FM : avez-vous toujours des contacts avec des joueurs ou dirigeants en France ?

LR : je suis resté en bons termes avec tout le monde, que ce soit les joueurs ou les dirigeants. J’étais avec des présidents récemment, même avec celui qui s’occupe des équipements à Valenciennes. Laval pareil, j’étais aussi avec le président au téléphone. Bastia aussi. Je prends des nouvelles de tout le monde. Je parle aussi avec les joueurs donc je reste dans le milieu et je suis tout le monde. Je les soutiens tous et j’espère qu’ils vont vivre de bons moments en fin de saison.

FM : au niveau international, où en êtes-vous personnellement avec Maurice ?

LR : on a joué les qualifications de Coupe du Monde il y a quelques semaines. Malheureusement, on s’est fait éliminer, pareil pour la CAN. Le niveau est très élevé en Afrique. Notre petite île bataille beaucoup pour se qualifier. C’est en construction, il y a de bons jeunes, talentueux. Et des joueurs comme moi, il faut qu’on leur apporte notre expérience pour pouvoir passer un cap. C’est toujours enrichissant pour moi une trêve internationale, je peux me permettre d’apporter mon expérience.

FM : quels sont vos objectifs personnels et ceux de la sélection ?

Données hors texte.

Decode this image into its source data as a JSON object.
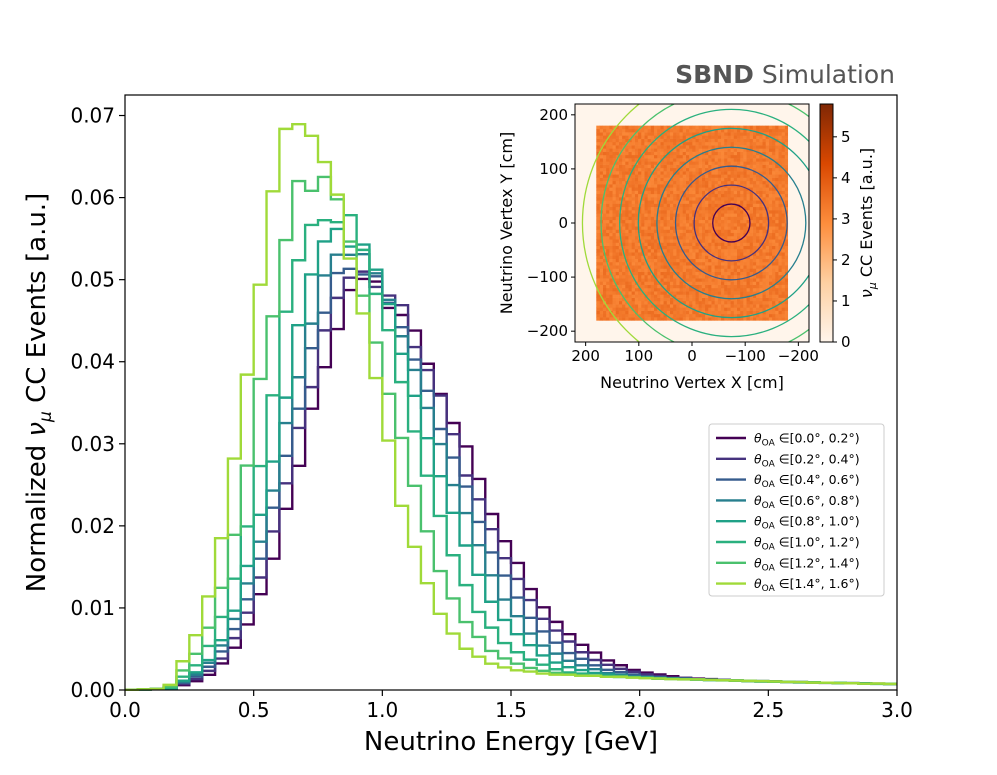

LR : un nouveau DTN (Directeur technique national, ndlr) est arrivé dans la sélection, un nouveau coach aussi que j’ai eu au téléphone aujourd’hui (vendredi, ndlr). On a tout à construire autour de tout ça pour pouvoir être performant dans les années à venir. Il y a un gros vivier, un gros potentiel dans cette île mais il n’est pas assez exploité et ça n’est pas assez structuré. J’espère que ça va arriver dans les années à venir et que je serai encore dans le milieu pour vivre de beaux moments avec ce pays.

FM : vous avez aujourd’hui 28 ans, vous êtes sous contrat avec l’Aris Salonique jusqu’en 2022. Comment voyez-vous l’avenir ?

LR : il me reste deux ans, je suis très bien ici. Maintenant, j’ai déjà reçu des offres cet hiver avec mon manager, mon agent. Le club aussi me l’a dit. On s’est mis autour d’une table et on a convenu de rester. Mais l’été prochain, ça sera autre chose. On sait que les clubs comme l’Aris Salonique ne gardent pas des joueurs éternellement. S’ils peuvent vendre, ils vendent. Donc je vais terminer la saison et on fera le point en fin de saison avec mes dirigeants sur les offres reçues ou pas.

FM : est-ce qu’un retour en France est possible maintenant que vous êtes très à l’aise dans votre nouvelle vie ?

LR : je me plais énormément dans cette vie en Grèce. Ça m’a apporté énormément d’expérience, beaucoup plus de maturité. J’ai vraiment pris beaucoup de plaisir à jouer à l’étranger donc j’aimerai y rester. J’y suis très bien mais je serai très content de revenir en France et de pouvoir retrouver les terrains de Ligue 1 pour pouvoir démontrer que je ne suis pas mort et que je peux revenir à tout moment.